Chapter 11 #3
She smirks. “Exactly.” After she takes a bite, chews, and swallows, she says, “I got an email today from Huxley.”
“You did?” I ask, feeling my skin start to crawl. I almost forgot about the whole new job thing. Fuck that billionaire—can’t he cool his jets? Jesus, let the girl breathe.
“Yeah, he was asking what I thought about the offer. I told him it was a great offer, but I was nervous about moving and also leaving my current job. He told me he understood and reassured me that the office was one of the best places to work and that all moving expenses would be paid. He’d also have someone on the team help me find a place to live. ”
And just like that, my anxiety rears its ugly head, making my skin break out into a sweat.
“That’s, uh . . . nice of him,” I say, trying to stay calm, even though panic is racing so fucking hard in my chest.
“I do think it’s a little odd that he’d want me to relocate. Then again, if he gave me the option to work remotely, I feel like I’d let the team down. Like I don’t want to be that one asshole that doesn’t work in the office, you know? Employees are bound to resent that person.”
“I think times have changed,” I say. “I think technology has allowed us to expand what working in an office really means.”
“Yeah, I guess so. Anyway, I asked him when he needed to know by and he said I had some time, but that he was just checking in to see if I needed more money. I laughed and told him more money is always good and he came back with a salary of three hundred thousand dollars.”
What the fuck, Cane?
What is his game?
Sure, Blakely is amazing at what she does, but three hundred thousand? That has to be life-changing money for her.
“Wow, really?” I ask, feeling dread consume me.
“Yeah. I feel like that’s unheard of for a position he’s trying to fill, and I’ll never see that kind of money with the Agitators, but I don’t know, I still have to think about it.”
Yeah, think long and hard.
Take your time.
Let me figure out how the hell I’m going to convince you taking a job of a lifetime is not worth it and that staying here with me is what you really want to do.
“Probably smart,” I say, trying to sound as understanding as possible and not like the one-sided asshole that’s firing off in my head. “Take your time, think it over. And hey, if you don’t think you want to take the job, that’s fine. It’s really about what you want. I know you like living here.”
“I love it here. One of the reasons I didn’t follow Perry to Australia is because of how much I like it here. And because of my job. I feel like it would be weird if I left Vancouver for a new job.”
Even though it pains me, I say, “You can’t think about it that way. You have to look at the job, at the living conditions, and figure out what will make you the happiest.”

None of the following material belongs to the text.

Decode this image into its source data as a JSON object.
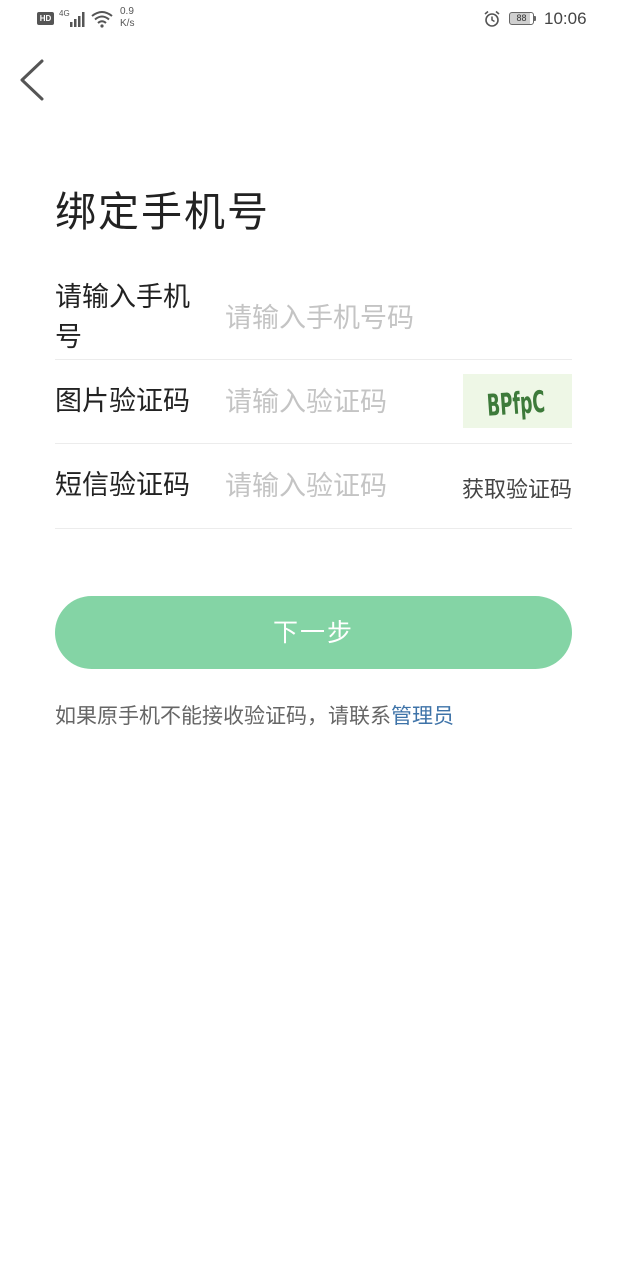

“You’re right,” she says on a sigh. “At least I have some time to decide. But boy is he making it harder and harder to say no.”
“Seems like a great opportunity,” I say, despite knowing I’d fucking miss her if she left, if she moved. I’d be irritated and gloomy. Mad and angered. Sad that I didn’t shoot my shot.
Maybe that means I need to expedite this process a lot quicker than expected.
I’ve made progress with her, I can feel our bond growing, but I wouldn’t say it’s anything that would hold her in place.
“We shall see.” She wipes her mouth with a napkin. “Hey, did you see that new cookie place opened up around the corner from your apartment?”
“No,” I answer. “What was it?”
“Pie Cookies, something like that. They looked so good.”
“Yeah?” I ask, pulling out my phone and typing it in. Pie Cookies comes up immediately and I see that they deliver. “Want Frederick Garrlo to order some and have them delivered?”
She chuckles. “Do they deliver?”
“They do.”
She sets her plate down and immediately scoots in close to me so she’s leaning on my arm. “What flavors do they have?”
I chuckle and open up the menu for us both.
“Ah, Halsey, they have a blueberry cream cheese cookie. You love blueberry.”
“Adding that to the cart,” I say as I click on the plus sign.
“Hmmm . . . oh look, rocky road with a marshmallow center. Yes please. Add.”
“Should we each pick one more?”
“I don’t think we’d be doing the cookies justice if we didn’t.”
“I think you’re right.” I scroll slowly and end up adding a strawberry cheesecake, sticking with a theme, and she grabs one that’s labeled chocolate desire, giving me the heads-up that this girl really likes chocolate.
Once they’re ordered, we go back to our tacos while noting how excited we are about the cookies and that they better be good.
It’s casual, fun, and feels so right, like I’ve been sharing meals and conversations with this girl forever.
And as we talk about stupid things like why the Smurfs are blue and is it because they eat too many blue things and will that happen to me because I like blueberry flavored things, I think to myself . . . Holden would fucking love her.
He would be sitting back, legs propped up on the coffee table with one crossed over the other and a giant smile on his face, watching me interact with Blakely, knowing deep down that she’s perfect for me.
I knew it the day I first met her.
The moment I looked her in the eyes.
And with every day that I spend with her, I’m just confirming that feeling. She’s everything I could ever want.
But will she ever believe she’s meant for me?